Pour Wolf Prix, c’est un secteur « lent et obtus » et la charpente ballon des pavillons de banlieue américains, technique constructive inventée au début du XIXe siècle est pour lui l’exemple même de cette réticence traditionaliste. Cette résistance au changement est renforcée par les goûts d’un public conservateur et historiciste, une position peu tolérée dans d’autres secteurs, car elle conduirait à l’obsolescence et à la faillite. « Si le secteur automobile avait réagi comme le secteur du bâtiment le fait aujourd’hui, déclare Wolf Prix, nous monterions encore à cheval ».
Parmi ses contemporains, Wolf Prix a toujours été le plus enclin à libérer le pouvoir de la forme pure. « L’architecture est là pour offrir des possibilités d’action plus poétiques, et non ce découragement qui émane des prisons rectangulaires et non dynamiques », précise-t-il.

« Non dynamique » se rapporte au prévisible carré ou à l’architecture de boîtes, comme s’amuse à l’appeler Wolf Prix.
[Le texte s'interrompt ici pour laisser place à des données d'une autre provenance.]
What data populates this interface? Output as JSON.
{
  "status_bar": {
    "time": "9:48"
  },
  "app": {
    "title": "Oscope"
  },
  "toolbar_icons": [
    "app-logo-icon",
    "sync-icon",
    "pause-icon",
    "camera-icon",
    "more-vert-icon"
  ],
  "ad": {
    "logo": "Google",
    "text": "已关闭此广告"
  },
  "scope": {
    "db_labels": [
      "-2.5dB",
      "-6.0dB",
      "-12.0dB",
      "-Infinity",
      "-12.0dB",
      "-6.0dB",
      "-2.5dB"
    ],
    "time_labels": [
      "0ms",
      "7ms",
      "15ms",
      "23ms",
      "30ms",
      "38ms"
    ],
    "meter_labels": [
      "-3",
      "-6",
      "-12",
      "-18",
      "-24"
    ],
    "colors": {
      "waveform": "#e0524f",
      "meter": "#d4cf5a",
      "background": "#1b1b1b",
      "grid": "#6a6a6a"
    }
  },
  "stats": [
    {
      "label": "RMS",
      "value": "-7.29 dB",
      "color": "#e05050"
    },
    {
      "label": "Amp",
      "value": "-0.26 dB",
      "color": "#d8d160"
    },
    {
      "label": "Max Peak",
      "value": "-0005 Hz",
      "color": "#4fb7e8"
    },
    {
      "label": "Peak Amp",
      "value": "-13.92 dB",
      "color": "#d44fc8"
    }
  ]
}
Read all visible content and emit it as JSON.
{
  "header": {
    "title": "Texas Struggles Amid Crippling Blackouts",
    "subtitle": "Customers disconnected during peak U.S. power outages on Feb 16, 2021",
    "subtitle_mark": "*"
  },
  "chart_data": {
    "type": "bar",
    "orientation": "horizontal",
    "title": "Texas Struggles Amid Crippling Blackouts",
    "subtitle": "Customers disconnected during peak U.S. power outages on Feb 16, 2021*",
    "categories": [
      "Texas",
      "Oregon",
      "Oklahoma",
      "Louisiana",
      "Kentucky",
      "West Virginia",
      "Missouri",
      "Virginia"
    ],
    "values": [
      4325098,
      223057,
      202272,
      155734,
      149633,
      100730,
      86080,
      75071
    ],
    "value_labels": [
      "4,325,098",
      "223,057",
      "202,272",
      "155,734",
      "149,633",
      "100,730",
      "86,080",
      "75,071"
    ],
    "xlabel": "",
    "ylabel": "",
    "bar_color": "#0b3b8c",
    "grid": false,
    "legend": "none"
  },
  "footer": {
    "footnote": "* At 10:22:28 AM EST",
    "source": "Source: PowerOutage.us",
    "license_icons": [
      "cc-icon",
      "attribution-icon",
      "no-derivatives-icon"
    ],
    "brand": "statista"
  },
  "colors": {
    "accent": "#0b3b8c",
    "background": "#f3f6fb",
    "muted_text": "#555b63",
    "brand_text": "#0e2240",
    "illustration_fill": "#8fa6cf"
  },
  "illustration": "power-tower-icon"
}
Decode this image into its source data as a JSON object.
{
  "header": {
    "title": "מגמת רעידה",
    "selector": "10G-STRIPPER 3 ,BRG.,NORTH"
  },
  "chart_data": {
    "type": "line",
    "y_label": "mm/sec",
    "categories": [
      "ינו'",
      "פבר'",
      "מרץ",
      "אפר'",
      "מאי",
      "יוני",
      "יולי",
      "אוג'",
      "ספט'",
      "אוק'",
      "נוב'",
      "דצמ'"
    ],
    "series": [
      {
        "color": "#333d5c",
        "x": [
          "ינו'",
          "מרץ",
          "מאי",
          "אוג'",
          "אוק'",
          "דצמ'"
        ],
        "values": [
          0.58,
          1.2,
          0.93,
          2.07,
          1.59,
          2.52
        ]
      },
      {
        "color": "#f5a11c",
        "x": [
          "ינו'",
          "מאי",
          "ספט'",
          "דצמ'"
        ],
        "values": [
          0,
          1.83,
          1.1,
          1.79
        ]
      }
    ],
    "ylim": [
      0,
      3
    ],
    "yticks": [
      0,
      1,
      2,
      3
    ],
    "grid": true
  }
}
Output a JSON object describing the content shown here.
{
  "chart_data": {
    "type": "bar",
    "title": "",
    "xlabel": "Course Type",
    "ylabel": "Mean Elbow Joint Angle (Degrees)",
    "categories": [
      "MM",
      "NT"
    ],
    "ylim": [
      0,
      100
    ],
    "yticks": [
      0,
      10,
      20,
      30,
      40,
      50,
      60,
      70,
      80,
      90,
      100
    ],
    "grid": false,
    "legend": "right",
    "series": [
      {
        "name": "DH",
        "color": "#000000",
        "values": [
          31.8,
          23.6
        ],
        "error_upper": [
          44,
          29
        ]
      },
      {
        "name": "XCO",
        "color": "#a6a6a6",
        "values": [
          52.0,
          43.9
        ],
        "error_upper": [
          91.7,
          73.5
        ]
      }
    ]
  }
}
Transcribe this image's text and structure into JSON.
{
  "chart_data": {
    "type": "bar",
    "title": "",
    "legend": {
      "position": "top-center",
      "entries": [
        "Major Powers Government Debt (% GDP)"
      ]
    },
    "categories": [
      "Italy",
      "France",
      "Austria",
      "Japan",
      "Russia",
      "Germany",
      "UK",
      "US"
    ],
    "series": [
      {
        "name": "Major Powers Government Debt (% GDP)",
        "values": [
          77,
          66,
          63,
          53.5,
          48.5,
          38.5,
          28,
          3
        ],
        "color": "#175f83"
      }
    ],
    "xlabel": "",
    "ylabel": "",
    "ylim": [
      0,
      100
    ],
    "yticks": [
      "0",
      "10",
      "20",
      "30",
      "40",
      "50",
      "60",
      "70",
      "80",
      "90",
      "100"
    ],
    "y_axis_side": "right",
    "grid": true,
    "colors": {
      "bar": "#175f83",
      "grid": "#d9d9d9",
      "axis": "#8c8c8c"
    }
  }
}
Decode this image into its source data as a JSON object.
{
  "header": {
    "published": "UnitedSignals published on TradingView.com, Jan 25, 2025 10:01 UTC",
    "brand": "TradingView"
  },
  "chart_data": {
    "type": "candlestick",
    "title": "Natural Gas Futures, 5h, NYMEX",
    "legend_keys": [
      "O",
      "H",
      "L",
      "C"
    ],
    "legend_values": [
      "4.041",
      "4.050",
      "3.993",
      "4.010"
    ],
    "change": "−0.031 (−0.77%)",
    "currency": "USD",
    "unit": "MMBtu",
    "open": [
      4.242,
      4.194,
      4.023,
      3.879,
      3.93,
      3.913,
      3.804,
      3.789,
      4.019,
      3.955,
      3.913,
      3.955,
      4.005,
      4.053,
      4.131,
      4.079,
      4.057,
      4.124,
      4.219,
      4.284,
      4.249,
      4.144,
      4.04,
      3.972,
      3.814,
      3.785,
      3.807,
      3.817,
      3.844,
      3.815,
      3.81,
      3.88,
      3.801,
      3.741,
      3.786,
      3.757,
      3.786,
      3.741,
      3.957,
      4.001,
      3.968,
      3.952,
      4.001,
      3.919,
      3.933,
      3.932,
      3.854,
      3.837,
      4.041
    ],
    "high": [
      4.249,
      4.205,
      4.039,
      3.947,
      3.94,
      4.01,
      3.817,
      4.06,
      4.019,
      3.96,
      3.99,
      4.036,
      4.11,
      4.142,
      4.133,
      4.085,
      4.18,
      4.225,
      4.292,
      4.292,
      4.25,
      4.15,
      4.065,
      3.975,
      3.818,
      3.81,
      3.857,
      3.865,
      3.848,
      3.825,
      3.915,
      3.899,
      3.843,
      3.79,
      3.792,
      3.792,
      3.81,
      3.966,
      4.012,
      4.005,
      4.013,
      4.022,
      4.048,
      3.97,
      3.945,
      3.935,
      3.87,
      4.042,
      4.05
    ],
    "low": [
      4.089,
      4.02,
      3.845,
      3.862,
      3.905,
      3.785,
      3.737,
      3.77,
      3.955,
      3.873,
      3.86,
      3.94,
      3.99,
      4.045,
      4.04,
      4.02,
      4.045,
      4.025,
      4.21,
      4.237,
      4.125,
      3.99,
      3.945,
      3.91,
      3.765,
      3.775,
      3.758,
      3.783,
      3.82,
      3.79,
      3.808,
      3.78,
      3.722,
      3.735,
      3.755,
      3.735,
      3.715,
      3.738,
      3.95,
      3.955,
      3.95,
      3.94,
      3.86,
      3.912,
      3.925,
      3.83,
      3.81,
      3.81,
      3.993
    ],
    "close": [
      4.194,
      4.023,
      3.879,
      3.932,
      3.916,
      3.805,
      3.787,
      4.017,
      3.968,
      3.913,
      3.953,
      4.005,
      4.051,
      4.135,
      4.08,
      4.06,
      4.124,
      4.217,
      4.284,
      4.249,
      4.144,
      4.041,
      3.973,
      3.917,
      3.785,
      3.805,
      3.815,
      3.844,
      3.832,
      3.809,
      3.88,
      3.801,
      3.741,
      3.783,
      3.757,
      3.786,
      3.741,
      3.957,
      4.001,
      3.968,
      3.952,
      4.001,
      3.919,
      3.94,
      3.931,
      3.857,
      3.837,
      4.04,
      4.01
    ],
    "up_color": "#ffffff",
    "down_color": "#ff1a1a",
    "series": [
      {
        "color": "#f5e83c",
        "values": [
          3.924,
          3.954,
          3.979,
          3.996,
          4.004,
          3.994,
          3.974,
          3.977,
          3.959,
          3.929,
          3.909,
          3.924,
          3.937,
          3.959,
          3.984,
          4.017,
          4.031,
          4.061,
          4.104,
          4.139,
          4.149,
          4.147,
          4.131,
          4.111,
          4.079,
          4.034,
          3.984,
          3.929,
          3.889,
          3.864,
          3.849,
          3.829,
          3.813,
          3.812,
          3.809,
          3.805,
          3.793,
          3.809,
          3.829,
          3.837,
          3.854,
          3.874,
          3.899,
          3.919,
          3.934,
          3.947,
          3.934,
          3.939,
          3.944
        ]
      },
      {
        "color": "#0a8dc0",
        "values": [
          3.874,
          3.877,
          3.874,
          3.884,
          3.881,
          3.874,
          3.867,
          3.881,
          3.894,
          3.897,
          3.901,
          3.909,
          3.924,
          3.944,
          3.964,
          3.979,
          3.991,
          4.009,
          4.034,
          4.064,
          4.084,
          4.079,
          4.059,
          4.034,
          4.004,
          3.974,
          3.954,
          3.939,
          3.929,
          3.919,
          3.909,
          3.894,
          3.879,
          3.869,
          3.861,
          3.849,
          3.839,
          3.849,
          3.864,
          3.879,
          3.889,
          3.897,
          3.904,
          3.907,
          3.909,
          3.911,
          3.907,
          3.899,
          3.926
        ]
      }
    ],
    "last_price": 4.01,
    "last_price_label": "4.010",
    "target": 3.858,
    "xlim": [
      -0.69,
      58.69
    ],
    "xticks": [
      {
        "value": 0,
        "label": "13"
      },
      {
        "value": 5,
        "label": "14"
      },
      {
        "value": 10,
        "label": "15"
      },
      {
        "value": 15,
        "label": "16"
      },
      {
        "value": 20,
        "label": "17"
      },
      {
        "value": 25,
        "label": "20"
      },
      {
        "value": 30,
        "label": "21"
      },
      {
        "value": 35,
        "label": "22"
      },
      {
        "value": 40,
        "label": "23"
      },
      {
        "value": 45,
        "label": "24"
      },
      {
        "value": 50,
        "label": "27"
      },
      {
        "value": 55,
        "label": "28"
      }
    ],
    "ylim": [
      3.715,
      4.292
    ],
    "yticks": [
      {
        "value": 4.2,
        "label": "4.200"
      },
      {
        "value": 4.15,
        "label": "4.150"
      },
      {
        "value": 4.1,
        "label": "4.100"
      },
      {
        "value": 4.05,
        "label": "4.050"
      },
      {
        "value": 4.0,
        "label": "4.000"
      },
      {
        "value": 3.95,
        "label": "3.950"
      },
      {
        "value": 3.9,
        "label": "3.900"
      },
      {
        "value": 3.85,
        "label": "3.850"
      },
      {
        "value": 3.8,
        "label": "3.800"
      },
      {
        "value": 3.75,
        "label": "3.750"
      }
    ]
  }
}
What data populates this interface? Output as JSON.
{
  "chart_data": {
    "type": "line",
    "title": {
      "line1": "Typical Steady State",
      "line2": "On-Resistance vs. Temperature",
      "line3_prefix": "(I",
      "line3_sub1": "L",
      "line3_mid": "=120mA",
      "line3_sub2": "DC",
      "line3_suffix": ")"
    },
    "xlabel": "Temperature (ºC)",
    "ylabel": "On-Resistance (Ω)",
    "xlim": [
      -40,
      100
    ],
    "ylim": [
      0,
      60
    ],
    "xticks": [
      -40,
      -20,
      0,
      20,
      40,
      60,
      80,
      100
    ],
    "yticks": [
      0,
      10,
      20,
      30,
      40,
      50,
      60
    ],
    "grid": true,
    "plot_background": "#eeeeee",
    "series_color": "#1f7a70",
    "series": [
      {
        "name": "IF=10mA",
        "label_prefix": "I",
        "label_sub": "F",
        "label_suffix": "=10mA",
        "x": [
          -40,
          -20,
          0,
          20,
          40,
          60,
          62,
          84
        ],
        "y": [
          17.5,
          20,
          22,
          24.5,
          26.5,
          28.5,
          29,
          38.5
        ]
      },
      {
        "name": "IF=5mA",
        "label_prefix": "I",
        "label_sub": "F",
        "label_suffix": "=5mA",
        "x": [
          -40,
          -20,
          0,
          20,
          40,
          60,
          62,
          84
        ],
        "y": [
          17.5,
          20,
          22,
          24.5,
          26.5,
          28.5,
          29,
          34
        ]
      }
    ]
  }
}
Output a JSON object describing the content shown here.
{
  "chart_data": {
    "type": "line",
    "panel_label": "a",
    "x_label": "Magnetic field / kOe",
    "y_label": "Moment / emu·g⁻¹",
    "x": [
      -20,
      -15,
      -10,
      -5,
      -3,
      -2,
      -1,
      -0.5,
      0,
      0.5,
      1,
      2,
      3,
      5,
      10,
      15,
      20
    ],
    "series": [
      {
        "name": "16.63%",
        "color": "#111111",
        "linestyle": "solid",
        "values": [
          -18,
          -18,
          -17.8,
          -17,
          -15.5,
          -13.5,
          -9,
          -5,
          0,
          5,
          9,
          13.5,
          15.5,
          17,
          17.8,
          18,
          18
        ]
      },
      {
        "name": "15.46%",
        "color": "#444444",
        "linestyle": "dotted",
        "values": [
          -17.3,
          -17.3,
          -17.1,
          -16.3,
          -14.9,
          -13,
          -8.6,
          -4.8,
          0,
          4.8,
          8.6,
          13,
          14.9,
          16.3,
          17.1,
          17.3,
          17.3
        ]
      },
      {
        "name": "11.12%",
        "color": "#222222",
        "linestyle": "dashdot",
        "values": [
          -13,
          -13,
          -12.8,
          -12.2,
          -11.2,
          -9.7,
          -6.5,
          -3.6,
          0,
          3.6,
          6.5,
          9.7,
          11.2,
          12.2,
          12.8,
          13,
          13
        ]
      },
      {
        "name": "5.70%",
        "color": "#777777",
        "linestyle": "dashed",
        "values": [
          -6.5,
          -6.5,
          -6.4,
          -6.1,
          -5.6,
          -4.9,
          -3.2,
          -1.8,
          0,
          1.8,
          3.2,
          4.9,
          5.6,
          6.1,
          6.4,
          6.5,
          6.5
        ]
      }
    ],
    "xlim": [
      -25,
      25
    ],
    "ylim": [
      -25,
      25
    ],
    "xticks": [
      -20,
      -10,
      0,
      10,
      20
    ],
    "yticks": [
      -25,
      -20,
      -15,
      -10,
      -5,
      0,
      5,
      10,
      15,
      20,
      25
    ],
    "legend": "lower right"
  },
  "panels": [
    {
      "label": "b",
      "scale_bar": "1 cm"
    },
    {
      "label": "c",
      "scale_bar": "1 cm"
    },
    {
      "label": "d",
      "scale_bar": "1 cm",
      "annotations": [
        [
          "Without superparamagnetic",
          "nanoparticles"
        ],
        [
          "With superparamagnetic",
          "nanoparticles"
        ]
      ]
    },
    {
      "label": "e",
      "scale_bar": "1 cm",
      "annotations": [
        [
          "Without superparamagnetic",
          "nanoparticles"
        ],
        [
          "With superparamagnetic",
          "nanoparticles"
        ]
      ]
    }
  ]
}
Cette technique de fabrication robotisée est une manière pour lui de combattre les questions qui reviennent chaque fois qu’il publie un communiqué de presse à propos d’une nouvelle réalisation : peut-on justifier le choix d’une forme par son seul intérêt ? Pourquoi ce vertigineux porte-à-faux métallique alors que quelques verticales de plus auraient tout aussi bien protégé l’accès des intempéries ?
À l’adresse de la génération montante d’architectes et de projeteurs qui rêve de méthodes plus expérimentales d’auto-assemblage robotisé, Wolf Prix précise que les avancées actuelles ne sont encore qu’au stade de l’ébauche.
« Les petits projets d’auto-assemblage sont plus un hobby, dit-il. Nous avons besoin de grands bâtiments également. » Ces projets sont bons pour l’habitat pavillonnaire, mais les grandes structures impliqueront des liaisons soudées solides, associées aux méthodes de construction traditionnelles.
Étant donné sa réputation de provocateur, il se pose en architecte qui, ayant dépassé le milieu de sa carrière, est plus intrigué par les applications pratiques que par les ruminations théoriques et se dit prêt à embrasser les conventions de ce champ inexploré et spéculatif, afin de marquer définitivement cette transition.